I answered, “Ay, ay, sir,” and verily believed that this would be a fine performance. We dashed on through the fleet in magnificent style. There must have been many open mouths and following eyes on board those ships—Dutch, English, with a sprinkling of Americans and a German or two—who had all hoisted their flags at eight o’clock as if in honour of our arrival. It would have been a fine performance if it had come off, but it did not. Through a touch of self–seeking that modest artist of solid merit became untrue to his temperament. It was not with him art for art’s sake: it was art for his own sake; and a dismal failure was the penalty he paid for that greatest of sins.
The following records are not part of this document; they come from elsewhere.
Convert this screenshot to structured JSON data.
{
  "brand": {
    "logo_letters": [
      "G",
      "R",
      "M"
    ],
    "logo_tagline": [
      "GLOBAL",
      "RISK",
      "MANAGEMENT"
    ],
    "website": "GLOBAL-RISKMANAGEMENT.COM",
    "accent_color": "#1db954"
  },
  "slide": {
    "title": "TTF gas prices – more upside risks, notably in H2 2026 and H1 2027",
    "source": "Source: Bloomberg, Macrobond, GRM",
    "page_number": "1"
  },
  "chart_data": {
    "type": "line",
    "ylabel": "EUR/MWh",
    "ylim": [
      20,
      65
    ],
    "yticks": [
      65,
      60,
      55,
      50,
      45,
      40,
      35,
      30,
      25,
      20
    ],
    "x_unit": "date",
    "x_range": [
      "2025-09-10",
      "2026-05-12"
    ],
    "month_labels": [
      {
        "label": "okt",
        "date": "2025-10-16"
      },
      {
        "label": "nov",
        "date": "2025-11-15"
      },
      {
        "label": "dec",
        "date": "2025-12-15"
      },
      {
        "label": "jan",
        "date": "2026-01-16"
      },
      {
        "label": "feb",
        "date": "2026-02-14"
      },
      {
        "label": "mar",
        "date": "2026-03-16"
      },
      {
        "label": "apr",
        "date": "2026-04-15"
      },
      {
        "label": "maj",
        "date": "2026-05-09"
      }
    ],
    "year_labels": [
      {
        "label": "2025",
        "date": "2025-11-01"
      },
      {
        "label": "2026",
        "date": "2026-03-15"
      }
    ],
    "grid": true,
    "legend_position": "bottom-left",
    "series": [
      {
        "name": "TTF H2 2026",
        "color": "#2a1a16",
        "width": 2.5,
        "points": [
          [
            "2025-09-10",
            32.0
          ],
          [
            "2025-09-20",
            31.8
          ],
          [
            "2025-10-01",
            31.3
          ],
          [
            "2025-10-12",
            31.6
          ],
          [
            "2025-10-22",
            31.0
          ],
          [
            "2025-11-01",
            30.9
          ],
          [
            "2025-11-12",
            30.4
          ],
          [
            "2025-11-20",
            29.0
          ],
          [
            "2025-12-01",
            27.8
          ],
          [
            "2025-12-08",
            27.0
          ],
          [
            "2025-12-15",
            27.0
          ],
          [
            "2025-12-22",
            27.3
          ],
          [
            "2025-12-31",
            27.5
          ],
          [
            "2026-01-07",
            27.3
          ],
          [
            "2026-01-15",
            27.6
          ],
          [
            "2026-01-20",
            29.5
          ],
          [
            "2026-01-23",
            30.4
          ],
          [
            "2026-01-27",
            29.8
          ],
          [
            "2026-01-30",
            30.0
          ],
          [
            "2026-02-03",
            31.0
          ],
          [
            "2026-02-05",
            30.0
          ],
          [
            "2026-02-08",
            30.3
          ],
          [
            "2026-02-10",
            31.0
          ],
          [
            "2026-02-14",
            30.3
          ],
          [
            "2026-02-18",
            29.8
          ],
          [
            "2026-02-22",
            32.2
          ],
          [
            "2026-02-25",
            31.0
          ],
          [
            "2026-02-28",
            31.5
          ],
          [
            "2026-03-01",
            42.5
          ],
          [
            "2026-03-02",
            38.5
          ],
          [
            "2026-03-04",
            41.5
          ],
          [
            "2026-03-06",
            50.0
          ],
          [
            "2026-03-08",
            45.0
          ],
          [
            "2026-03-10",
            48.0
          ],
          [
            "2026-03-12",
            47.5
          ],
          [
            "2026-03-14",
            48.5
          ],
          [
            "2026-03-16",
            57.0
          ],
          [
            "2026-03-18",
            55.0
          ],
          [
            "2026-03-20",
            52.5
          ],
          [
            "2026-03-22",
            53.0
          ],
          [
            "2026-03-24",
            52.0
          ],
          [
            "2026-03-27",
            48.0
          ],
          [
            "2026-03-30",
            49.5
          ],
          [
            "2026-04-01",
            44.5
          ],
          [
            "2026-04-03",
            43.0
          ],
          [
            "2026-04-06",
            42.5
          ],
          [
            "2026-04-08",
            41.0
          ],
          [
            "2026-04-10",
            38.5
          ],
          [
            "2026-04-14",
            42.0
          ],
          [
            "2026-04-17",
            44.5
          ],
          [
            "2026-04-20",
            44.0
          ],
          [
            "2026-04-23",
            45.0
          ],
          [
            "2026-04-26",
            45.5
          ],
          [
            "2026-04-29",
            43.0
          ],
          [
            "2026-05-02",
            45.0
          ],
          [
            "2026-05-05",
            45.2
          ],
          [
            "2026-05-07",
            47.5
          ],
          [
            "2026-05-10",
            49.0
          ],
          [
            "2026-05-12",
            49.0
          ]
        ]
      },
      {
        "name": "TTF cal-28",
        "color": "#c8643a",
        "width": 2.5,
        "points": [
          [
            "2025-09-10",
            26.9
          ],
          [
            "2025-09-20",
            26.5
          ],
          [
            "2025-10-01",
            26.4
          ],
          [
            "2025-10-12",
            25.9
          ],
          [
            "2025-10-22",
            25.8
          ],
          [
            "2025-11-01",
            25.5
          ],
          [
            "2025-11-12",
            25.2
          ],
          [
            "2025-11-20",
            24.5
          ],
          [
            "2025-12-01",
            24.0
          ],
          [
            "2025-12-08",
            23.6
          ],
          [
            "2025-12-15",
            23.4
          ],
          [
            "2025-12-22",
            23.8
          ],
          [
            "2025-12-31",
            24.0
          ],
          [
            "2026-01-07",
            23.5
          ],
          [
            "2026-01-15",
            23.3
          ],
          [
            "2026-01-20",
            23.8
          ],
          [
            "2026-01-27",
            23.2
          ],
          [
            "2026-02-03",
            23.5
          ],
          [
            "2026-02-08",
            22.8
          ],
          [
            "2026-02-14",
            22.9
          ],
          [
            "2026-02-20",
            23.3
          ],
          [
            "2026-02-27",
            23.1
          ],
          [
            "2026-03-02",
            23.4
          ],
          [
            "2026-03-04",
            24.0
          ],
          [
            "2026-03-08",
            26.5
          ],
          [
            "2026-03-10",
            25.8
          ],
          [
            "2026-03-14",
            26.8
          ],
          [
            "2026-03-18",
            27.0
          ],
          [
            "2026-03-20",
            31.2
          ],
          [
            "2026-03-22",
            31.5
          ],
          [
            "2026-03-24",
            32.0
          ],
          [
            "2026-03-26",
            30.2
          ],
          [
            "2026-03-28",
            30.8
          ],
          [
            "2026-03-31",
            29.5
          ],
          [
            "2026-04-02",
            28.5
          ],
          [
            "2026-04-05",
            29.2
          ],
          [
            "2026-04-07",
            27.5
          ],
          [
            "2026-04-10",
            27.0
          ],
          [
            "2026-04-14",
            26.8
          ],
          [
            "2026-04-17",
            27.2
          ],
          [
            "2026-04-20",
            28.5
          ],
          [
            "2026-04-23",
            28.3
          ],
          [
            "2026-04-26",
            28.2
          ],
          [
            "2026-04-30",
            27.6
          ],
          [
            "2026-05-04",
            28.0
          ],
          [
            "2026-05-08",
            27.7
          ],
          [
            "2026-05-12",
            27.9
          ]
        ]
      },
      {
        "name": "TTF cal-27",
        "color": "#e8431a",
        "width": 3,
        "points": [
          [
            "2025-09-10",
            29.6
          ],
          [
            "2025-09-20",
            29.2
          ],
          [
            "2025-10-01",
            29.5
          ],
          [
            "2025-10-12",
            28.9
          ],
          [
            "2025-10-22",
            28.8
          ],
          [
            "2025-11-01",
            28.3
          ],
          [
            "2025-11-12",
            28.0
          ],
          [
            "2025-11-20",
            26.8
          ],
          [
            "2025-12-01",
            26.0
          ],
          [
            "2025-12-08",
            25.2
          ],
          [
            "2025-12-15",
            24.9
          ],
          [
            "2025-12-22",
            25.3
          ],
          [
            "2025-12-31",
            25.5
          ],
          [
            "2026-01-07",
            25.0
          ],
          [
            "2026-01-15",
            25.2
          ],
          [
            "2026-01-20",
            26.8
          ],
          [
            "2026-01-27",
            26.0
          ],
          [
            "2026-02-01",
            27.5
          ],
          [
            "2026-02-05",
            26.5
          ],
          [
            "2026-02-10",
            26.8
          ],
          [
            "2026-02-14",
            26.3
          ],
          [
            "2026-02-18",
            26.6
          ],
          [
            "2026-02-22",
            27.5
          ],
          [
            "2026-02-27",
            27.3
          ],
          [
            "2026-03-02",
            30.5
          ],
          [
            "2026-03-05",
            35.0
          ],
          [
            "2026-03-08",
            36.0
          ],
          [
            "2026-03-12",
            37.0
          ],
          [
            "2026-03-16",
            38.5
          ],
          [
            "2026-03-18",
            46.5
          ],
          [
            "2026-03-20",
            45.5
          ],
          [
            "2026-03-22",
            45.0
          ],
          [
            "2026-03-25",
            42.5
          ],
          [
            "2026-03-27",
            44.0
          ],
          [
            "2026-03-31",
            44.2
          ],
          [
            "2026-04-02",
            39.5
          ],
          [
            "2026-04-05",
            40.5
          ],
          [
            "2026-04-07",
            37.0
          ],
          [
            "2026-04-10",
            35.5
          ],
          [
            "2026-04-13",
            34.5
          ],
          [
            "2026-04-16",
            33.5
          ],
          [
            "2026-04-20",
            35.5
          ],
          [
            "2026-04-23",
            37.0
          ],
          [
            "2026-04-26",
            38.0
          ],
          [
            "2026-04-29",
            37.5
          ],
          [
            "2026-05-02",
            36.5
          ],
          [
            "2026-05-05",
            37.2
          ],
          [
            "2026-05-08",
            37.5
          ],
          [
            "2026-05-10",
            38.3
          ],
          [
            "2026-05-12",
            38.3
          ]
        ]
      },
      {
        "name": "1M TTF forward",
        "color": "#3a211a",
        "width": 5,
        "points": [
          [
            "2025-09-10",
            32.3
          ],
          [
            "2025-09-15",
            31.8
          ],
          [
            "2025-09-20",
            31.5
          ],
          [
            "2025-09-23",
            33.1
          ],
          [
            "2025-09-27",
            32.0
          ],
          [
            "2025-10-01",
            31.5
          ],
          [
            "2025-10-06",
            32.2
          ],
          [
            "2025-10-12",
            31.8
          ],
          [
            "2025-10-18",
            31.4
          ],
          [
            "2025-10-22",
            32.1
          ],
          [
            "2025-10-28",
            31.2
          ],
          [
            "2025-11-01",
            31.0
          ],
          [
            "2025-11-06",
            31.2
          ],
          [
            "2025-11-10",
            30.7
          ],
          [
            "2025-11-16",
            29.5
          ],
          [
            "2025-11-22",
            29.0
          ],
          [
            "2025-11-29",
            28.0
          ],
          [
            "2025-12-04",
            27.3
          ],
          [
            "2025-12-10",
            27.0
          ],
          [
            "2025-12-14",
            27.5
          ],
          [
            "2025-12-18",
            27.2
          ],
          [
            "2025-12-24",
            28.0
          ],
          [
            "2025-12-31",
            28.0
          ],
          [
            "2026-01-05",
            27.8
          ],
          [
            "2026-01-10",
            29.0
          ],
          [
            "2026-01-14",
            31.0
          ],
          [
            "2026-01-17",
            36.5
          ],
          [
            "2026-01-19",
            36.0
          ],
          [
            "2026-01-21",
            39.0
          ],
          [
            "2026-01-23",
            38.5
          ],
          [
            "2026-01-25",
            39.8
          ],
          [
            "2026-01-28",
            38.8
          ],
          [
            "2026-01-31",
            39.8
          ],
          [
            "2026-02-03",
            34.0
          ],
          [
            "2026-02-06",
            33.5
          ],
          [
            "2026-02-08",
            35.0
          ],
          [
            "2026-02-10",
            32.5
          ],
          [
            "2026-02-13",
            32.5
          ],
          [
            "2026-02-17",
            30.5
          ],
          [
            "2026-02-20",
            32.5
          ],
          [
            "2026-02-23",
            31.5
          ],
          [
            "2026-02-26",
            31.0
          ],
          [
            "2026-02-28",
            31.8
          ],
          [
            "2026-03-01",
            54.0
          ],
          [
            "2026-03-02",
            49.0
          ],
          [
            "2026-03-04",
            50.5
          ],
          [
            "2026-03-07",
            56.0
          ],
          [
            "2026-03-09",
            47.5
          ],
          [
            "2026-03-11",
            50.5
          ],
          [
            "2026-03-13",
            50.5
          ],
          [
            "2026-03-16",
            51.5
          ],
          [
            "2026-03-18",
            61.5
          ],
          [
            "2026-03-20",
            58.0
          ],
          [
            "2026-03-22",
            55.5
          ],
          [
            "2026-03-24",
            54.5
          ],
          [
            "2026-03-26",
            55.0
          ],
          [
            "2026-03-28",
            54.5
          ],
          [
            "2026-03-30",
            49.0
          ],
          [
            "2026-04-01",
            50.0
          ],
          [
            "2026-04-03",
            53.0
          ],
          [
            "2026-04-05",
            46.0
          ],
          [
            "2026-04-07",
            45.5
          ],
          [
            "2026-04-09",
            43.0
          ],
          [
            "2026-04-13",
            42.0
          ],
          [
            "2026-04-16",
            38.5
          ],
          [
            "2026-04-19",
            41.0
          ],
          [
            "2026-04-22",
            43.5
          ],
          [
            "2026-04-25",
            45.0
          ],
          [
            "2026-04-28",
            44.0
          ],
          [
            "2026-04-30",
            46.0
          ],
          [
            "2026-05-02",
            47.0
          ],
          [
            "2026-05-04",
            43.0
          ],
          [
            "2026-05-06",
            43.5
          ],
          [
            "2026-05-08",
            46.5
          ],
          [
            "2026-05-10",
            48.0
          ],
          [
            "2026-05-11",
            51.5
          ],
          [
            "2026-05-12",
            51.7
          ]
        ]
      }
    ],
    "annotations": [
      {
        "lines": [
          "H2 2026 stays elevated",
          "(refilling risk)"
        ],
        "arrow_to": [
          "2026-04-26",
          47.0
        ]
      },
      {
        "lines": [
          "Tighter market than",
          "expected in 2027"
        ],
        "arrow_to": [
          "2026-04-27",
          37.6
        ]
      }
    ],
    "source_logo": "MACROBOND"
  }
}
It might have been even heavier, but, as it happened, we did not run our ship ashore, nor did we knock a large hole in the big ship whose lower masts were painted white. But it is a wonder that we did not carry away the cables of both our anchors, for, as may be imagined, I did not stand upon the order to “Let go!” that came to me in a quavering, quite unknown voice from his trembling lips. I let them both go with a celerity which to this day astonishes my memory. No average merchantman’s anchors have ever been let go with such miraculous smartness. And they both held. I could have kissed their rough, cold iron palms in gratitude if they had not been buried in slimy mud under ten fathoms of water. Ultimately they brought us up with the jibboom of a Dutch brig poking through our spanker—nothing worse. And a miss is as good as a mile.
But not in art. Afterwards the master said to me in a shy mumble, “She wouldn’t luff up in time, somehow. What’s the matter with her?” And I made no answer.
Yet the answer was clear. The ship had found out the momentary weakness of her man. Of all the living creatures upon land and sea, it is ships alone that cannot be taken in by barren pretences, that will not put up with bad art from their masters.
X
FROM the main truck of the average tall ship the horizon describes a circle of many miles, in which you can see another ship right down to her water–line; and these very eyes which follow this writing have counted in their time over a hundred sail becalmed, as if within a magic ring, not very far from the Azores—ships more or less tall. There were hardly two of them heading exactly the same way, as if each had meditated breaking out of the enchanted circle at a different point of the compass. But the spell of the calm is a strong magic. The following day still saw them scattered within sight of each other and heading different ways; but when, at last, the breeze came with the darkling ripple that ran very blue on a pale sea, they all went in the same direction together. For this was the homeward–bound fleet from the far–off ends of the earth, and a Falmouth fruit–schooner, the smallest of them all, was heading the flight. One could have imagined her very fair, if not divinely tall, leaving a scent of lemons and oranges in her wake.
The next day there were very few ships in sight from our mast–heads—seven at most, perhaps, with a few more distant specks, hull down, beyond the magic ring of the horizon. The spell of the fair wind has a subtle power to scatter a white–winged company of ships looking all the same way, each with its white fillet of tumbling foam under the bow. It is the calm that brings ships mysteriously together; it is your wind that is the great separator.